Clavé la mirada en las bayas recubiertas de azúcar pinchadas en palitos. Me habría sentido muy desgraciada de no haber visto un grupo de coolies acarreando sobre sus hombros desnudos pesados cubos en los extremos de una caña de bambú. Los hombres recogían las heces para los mercaderes de estiércol. Avanzaban despacio hacia los barcos que aguardaban en el canal.
Nos recibió un pariente lejano al que llamábamos Tío Undécimo, un hombre menudo y arisco de la familia de mi padre. Nuestra llegada no le agradó. Se quejó de los problemas por los que atravesaba su tienda de comida seca.
– No ha habido demasiada comida que secar estos últimos años -dijo-. Todo comido. No queda nada que vender.
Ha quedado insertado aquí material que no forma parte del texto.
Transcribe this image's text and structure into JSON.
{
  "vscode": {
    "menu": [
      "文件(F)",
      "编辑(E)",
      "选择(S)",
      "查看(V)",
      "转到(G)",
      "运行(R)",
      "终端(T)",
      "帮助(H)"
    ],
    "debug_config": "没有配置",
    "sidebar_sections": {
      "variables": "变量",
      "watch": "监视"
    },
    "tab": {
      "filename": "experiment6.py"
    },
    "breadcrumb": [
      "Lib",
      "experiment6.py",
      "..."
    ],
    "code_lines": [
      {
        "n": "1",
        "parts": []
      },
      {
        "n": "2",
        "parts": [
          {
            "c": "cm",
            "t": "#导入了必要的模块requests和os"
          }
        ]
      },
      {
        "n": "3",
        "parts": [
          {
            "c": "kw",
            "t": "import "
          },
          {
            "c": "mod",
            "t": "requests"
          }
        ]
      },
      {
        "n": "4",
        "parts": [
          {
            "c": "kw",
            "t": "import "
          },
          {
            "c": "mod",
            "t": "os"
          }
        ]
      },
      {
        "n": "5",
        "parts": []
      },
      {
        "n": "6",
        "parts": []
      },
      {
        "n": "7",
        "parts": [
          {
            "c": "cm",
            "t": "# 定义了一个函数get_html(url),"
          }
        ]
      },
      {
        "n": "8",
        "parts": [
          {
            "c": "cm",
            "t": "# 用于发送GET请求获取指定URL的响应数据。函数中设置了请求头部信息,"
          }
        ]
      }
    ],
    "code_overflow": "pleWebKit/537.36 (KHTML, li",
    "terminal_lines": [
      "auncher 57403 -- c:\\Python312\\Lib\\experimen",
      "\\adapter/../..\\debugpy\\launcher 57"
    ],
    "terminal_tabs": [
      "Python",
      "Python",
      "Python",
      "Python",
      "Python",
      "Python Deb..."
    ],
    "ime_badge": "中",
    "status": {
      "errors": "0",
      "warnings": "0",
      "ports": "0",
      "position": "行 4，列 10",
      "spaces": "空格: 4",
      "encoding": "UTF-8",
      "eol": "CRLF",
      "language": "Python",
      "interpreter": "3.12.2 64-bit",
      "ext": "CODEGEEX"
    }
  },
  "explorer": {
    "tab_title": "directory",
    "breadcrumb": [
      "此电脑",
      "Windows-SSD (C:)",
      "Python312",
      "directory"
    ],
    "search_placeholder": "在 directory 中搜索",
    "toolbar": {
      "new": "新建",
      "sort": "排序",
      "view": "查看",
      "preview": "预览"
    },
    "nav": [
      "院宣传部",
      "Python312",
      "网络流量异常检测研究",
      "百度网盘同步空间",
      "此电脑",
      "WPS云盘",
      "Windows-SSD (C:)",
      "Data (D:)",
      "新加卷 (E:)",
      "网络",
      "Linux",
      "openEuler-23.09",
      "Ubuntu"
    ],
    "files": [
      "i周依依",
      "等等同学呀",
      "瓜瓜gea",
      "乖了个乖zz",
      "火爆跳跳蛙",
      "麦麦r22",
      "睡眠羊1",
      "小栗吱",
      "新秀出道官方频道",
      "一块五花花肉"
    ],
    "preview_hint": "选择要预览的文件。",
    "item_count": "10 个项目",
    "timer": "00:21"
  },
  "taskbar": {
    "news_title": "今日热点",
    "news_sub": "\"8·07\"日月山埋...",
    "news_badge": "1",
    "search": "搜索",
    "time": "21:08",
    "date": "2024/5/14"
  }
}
Mi madre se disculpó por las molestias y dijo que nos iríamos en cuanto nos recuperáramos. Él asintió y luego advirtió a mi madre acerca de la puerta:
– Se sale del quicio.
Por fin enterramos a mi padre. No hubo ceremonia porque no podíamos pagarla. Nos instalamos en la casa de tres habitaciones de nuestro tío, en un recinto residencial de un familiar situado en el callejón del Peltre. En el dialecto local, este tipo de recintos se llamaba hootong. La ciudad de Pekín estaba tejida de hootongs como una telaraña. La Ciudad Prohibida constituía el centro y cientos de miles de hootongs formaban la red. El callejón de mi tío estaba en el lado este de una calle cercana al canal de la ciudad imperial. El canal corría paralelo a las altas murallas y servía de vía navegable privada del emperador. Yo miraba los barcos con las banderas amarillas descendiendo por el canal. Detrás de las murallas se alzaban árboles altos, tan espesos como flotantes nubes verdes. Los vecinos nos advirtieron de que no miráramos hacia la Ciudad Prohibida.